A sign I love to see |
We
rolled into town and our first stop was (no surprise!) a restaurant. We
walked into a Taco Bell and as we were waiting for our orders, a rather thin and
sunburnt man in cargo shorts walked up to us and started talking. He had seen
our bikes outside and immediately knew we were riding the Divide because he had
just finished it himself! He was one of the racers doing the Tour Divide and he
had finished a few days before. After getting the obligatory Divide rider chit
chat out of the way, we starting talking about what it took to get back from
the border. The border crossing of Antelope Wells could hardly be more in the
middle of nowhere. The nearest community, Hachita NM, was 45 miles away from
the border, and it was at least another 40 miles to the first decent sized
town. It was something that had weighed on my mind from even the very earliest
stages of planning this trip. In Pie Town Joseph had seen an advertisement from
a man that lived in Hachita called Sam Hughes who ferried CDT hikers and Divide
riders to and from the border. Since we had had no cell service during the last
two days we had not been able to call. We finished our meal pedaled the few
blocks to the local Motel 6 and rented a room for the night. Joseph had earlier
gotten a message that his cousin, Sherman, was buying a truck in Texas and
would possibly be able to pick us up. After calling Sam and getting our ride
from the border set up, Joseph then called Sherman and confirmed that he would
be able to pick us up in El Paso in two days. This left us one day to ride to
the border, then one day to get to El Paso. For the last couple weeks I had
been praying each night that we would find a solution to our problem of getting
home, and it seemed that things were working out even better than I had ever
imagined!
As Joseph and I were celebrating the fact that we had a ride home from the border, a woman walked into the motel and we soon found out that she was Dan's girlfriend. She was sure that he and Michelle would have been into town by now but they still had not shown up. After looking online at Dan and Michelle's GPS trackers we saw they they were still moving and were still a few miles outside of town. After chatting for a few minutes I headed back to our room to get some sleep.

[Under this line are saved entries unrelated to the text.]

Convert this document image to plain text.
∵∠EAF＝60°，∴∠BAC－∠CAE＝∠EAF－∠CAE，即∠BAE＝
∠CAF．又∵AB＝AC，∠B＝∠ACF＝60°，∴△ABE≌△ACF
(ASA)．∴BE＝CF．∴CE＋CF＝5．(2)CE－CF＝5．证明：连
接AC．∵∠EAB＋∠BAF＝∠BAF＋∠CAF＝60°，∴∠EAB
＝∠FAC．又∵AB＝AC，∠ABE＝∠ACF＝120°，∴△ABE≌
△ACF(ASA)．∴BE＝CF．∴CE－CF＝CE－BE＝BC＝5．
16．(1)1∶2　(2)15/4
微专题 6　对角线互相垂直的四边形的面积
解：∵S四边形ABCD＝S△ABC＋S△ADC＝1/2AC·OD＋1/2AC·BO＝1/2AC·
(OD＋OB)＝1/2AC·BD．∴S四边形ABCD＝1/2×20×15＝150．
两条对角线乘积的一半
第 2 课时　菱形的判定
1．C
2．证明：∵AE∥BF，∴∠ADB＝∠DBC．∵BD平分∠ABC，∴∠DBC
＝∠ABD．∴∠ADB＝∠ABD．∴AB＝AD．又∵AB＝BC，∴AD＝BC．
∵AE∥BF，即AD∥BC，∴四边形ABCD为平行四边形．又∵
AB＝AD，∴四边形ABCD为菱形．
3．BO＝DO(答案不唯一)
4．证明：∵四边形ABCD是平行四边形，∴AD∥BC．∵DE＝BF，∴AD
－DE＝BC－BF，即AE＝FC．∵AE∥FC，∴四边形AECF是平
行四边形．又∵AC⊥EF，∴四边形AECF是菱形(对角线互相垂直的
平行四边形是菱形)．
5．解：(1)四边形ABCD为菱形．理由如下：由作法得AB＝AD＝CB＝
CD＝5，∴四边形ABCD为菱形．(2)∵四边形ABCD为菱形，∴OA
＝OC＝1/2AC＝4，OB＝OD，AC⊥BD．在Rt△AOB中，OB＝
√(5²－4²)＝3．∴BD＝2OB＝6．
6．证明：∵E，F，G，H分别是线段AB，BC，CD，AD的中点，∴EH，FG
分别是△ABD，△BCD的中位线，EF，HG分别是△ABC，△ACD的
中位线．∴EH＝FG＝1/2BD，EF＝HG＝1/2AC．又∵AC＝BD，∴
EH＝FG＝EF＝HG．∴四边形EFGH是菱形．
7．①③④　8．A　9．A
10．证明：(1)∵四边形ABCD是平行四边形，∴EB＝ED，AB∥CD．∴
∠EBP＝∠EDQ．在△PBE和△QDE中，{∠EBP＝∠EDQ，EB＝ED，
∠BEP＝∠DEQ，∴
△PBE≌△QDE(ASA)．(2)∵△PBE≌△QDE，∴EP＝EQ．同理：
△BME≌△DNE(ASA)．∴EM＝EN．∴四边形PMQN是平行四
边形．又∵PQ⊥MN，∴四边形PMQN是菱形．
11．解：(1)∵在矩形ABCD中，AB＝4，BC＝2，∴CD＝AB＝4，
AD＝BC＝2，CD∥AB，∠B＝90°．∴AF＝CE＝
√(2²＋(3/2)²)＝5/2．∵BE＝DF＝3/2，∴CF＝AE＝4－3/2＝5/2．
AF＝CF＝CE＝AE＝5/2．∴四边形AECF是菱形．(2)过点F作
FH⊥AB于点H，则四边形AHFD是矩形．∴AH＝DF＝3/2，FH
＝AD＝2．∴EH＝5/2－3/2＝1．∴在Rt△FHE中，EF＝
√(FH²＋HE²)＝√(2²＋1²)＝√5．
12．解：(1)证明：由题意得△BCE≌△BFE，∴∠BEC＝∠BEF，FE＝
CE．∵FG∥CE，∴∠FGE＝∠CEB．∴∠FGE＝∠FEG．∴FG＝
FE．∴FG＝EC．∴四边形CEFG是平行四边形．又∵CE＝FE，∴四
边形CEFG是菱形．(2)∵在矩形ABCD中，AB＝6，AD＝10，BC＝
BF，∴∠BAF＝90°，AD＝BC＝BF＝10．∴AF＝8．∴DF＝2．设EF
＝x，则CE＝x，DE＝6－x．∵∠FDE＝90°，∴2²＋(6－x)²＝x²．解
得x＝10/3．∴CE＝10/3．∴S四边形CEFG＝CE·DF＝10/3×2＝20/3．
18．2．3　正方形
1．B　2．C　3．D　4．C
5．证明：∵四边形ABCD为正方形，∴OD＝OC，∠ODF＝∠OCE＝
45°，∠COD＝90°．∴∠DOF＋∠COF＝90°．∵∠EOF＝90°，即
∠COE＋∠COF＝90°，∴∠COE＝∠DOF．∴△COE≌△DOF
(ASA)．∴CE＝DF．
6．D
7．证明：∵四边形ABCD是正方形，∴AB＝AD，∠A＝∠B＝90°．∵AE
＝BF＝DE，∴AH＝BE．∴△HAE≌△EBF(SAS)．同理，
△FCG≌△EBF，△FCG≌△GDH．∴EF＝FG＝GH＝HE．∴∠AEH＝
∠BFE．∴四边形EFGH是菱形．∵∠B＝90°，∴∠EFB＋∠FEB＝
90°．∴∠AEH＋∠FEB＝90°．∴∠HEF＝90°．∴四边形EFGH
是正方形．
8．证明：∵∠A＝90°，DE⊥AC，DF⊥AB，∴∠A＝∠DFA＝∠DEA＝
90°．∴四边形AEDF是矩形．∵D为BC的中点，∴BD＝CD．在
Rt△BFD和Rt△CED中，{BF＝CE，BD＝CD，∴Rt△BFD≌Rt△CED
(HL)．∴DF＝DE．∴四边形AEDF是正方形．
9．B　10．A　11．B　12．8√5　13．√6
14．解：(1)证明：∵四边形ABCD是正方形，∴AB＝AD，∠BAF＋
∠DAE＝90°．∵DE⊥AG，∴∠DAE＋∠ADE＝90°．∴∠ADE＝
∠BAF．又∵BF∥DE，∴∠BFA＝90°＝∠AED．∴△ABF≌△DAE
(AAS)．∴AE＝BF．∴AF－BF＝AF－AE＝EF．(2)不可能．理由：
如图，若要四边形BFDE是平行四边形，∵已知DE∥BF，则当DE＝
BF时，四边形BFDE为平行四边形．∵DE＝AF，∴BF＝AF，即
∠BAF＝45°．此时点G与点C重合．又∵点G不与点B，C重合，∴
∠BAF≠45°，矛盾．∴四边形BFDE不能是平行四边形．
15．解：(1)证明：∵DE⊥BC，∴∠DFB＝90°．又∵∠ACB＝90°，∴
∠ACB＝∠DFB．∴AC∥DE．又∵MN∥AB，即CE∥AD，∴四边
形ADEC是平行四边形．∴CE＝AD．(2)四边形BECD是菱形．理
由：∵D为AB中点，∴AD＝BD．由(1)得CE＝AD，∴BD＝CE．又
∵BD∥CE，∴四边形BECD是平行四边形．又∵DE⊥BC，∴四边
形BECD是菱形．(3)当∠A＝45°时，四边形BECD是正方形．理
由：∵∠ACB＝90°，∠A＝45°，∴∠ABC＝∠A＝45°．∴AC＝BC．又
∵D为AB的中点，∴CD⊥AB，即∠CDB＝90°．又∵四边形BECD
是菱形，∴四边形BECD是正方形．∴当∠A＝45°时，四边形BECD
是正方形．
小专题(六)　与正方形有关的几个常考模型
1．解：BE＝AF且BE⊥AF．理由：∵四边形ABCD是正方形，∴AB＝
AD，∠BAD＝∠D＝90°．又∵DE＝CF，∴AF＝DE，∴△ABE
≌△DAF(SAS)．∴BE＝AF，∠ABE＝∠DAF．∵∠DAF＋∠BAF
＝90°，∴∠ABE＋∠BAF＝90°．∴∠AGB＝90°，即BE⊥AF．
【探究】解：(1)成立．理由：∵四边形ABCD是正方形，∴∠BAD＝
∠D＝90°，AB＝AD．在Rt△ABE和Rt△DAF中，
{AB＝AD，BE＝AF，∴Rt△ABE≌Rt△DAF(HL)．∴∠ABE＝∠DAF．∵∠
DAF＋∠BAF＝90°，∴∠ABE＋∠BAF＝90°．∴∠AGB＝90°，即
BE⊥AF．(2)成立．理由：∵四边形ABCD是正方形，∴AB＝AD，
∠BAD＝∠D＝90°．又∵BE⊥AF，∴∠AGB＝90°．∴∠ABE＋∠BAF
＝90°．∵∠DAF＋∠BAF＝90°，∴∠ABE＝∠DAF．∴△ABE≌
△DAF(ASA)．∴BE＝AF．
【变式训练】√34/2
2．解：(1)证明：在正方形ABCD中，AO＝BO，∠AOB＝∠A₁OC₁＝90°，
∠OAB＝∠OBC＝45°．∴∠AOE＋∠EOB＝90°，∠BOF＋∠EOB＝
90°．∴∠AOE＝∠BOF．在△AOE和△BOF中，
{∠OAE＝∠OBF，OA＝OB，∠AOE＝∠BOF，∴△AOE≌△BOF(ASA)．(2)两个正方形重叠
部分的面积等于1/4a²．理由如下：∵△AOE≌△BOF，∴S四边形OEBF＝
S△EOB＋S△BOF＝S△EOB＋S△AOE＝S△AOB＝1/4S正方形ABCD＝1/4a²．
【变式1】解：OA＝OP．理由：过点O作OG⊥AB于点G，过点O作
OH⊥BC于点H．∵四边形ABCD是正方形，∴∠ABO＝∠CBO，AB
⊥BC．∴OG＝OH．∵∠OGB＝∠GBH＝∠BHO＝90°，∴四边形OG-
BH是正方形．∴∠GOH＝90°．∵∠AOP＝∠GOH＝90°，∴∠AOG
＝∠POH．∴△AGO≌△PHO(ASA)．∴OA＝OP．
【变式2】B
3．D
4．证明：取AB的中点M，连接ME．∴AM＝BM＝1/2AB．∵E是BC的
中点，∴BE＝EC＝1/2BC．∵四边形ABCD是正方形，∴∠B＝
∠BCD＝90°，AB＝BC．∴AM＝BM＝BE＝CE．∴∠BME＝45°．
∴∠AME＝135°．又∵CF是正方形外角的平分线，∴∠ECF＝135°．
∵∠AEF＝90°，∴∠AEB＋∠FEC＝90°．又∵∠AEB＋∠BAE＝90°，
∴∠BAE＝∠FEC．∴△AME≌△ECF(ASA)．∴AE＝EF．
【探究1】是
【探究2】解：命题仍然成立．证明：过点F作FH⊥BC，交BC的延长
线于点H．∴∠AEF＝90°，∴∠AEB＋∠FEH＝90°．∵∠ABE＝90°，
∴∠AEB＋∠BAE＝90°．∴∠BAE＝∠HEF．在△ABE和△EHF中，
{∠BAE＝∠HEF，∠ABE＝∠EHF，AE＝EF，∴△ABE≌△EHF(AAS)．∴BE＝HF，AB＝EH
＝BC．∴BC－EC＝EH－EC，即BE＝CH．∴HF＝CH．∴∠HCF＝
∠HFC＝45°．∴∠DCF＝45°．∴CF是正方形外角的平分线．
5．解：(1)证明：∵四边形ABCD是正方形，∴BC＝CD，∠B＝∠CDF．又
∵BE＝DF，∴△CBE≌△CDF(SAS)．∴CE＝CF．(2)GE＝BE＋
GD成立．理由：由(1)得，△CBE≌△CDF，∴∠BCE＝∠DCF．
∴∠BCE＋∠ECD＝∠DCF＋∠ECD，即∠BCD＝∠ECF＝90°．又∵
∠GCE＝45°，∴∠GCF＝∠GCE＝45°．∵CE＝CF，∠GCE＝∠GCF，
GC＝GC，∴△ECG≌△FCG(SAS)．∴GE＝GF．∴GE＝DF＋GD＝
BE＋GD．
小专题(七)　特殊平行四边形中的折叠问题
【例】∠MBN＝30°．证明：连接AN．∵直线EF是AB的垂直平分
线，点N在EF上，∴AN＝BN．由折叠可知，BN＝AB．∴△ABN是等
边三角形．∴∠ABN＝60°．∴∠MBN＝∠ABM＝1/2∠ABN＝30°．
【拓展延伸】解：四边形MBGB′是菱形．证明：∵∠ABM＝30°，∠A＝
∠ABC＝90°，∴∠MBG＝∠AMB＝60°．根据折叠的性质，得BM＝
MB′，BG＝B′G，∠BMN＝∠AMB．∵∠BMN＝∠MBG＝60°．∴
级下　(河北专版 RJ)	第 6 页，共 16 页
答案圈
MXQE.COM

Dan's girlfriend and the Divide racer |
As I was cutting off the light I started thinking about the next day and I could hardly believe what I was about to accomplish. My dream of completing the Divide was only a day's ride away, and not only that, it seemed like everything was falling into place for the last leg of our journey. With my mind at peace it was not long until I drifted off to sleep.